Labor Econ Perspective on the Fed (January Meeting)
Subtle changes to the statement acknowledge reality
As a labor econ guy I have to think about what the Fed does because it affects labor markets! So this isn’t a Fed expert opinion - think of it me as an informed dilettante.
1. Acknowledging the Data / No Longer “Making Progress”
If you reflect on how the data has evolved in recent months, two mandate-relevant things have happened: the labor market has deteriorated more slowly (across most dimensions) than the Fed worried about when it started cutting rates, and inflation has stopped cooling.
We already saw this showing up in December 2024 with that Fed meeting’s associated Statement of Economic Projections: slightly lower near term unemployment, slightly higher inflation, and a slower pace of easing.
And in today’s statement, we saw associated changes in the language.

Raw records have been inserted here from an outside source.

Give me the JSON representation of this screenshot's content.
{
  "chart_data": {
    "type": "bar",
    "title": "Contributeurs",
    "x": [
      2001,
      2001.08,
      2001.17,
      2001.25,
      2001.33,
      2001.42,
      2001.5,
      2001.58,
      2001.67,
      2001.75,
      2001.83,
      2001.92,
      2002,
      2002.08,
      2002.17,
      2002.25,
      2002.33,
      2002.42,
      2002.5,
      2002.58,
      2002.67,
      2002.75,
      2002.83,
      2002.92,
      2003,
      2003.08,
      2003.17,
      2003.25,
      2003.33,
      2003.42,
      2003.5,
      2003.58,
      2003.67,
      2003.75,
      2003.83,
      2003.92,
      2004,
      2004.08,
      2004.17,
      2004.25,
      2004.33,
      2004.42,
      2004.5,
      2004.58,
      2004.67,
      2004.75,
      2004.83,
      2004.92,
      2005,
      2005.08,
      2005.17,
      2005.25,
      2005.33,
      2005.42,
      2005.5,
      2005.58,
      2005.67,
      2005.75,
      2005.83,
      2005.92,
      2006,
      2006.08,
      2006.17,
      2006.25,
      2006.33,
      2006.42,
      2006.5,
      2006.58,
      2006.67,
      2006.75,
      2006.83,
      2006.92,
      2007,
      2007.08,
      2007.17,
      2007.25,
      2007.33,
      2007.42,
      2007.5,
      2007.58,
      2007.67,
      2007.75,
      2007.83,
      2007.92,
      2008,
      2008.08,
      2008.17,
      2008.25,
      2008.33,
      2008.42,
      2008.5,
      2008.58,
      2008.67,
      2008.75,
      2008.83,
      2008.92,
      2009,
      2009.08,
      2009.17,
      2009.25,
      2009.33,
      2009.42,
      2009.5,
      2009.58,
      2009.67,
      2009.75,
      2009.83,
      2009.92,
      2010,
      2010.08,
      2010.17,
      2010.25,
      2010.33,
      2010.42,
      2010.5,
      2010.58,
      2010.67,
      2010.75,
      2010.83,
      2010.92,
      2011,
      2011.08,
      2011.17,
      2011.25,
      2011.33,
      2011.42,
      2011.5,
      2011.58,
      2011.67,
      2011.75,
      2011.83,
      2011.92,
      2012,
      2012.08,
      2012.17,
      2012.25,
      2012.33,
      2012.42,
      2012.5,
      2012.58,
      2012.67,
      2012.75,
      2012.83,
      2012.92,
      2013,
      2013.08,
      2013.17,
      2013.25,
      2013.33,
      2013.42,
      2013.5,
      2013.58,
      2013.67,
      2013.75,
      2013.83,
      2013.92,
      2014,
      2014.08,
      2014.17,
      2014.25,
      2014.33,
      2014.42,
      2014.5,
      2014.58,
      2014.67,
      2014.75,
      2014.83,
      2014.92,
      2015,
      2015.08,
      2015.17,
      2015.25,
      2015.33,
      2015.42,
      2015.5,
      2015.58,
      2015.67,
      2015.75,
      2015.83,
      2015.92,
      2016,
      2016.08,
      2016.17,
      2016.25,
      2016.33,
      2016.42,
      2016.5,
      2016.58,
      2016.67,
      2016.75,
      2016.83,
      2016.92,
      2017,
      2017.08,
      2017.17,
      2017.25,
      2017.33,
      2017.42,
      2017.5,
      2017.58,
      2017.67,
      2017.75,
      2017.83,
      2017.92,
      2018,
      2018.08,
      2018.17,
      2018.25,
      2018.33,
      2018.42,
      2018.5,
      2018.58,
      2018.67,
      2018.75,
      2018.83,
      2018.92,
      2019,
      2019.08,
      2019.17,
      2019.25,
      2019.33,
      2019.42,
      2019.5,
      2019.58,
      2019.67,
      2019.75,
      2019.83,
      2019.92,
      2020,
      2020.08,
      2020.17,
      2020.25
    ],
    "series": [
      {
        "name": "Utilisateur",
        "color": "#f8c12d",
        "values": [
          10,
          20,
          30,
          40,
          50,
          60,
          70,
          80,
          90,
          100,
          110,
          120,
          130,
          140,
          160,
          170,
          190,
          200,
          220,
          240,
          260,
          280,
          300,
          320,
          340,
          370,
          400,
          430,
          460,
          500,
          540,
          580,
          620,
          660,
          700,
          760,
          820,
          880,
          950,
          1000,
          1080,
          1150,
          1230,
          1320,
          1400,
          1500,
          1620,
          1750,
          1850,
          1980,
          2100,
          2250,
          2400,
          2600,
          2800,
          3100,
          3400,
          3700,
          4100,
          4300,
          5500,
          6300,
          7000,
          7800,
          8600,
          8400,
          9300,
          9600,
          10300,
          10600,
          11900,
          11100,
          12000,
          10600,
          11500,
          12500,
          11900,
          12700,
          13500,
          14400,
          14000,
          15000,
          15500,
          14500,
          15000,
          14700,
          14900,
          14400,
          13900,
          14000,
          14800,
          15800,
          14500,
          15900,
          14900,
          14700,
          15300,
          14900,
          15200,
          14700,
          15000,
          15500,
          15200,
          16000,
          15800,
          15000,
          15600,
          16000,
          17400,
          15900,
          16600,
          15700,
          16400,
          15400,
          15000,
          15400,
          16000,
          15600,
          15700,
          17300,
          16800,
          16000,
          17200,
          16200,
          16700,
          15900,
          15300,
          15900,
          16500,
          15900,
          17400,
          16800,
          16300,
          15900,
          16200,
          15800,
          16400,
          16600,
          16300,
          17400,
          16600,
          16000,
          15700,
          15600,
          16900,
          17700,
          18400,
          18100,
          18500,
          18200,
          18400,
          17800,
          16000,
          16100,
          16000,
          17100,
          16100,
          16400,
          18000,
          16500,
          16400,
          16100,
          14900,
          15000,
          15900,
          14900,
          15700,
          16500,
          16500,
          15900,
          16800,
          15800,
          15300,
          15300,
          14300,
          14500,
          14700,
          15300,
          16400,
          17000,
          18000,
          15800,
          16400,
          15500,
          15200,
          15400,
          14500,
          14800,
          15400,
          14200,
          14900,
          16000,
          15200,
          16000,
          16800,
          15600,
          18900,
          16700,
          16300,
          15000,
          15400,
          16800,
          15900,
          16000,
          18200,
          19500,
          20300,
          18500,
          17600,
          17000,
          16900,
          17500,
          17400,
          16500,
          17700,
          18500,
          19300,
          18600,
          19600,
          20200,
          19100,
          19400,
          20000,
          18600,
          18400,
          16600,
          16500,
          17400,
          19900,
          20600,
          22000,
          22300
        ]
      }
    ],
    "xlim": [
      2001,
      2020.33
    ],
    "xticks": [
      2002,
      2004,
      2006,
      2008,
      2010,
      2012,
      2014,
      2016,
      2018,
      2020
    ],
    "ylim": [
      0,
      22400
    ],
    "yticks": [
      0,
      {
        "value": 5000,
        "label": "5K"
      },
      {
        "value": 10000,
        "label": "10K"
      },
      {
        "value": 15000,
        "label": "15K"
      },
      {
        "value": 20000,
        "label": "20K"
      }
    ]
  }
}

Unemployment “has stabilized” (instead of “has moved up”) and inflation no longer merits the moniker “has made progress” (presumably because it has stopped falling, at least for the time being).
Powell was asked at the press conference about the significance of the change in language and downplayed it. Make of that what you will! But here’s a super-boring common sense scenario analysis:
If unemployment doesn’t go up and inflation remains stuck at just below 3%, the Fed might not ease at all this year.
If inflation falls a little and the unemployment rate goes up only a little more, we’ll get a small amount of easing. (In which case “making progress” may return to the statement or at least Powell’s oratory.)
It would take a non-trivial further deterioration in the unemployment rate, or a vigorous convergence toward 2% inflation, to bring additional rate cuts (beyond what is expected in the SEP) back into the picture.
2. The Messiness of Unpredictable Policy
Powell got a ton of questions about the new administration. I won’t recap those, but worth observing an important theme: it’s really hard to forecast right now. There are a lot of ideas floating around, some of which will boost inflation and/or labor markets; others which might cool them. (I struggled with analyzing possible labor market impacts in my 2025 outlook, and ended up mostly on the heating side.)
I am guessing the Fed will end up being really laggy and un-anticipatory until there are signs of concrete implementation (at which point the guesswork becomes more about modeling impact).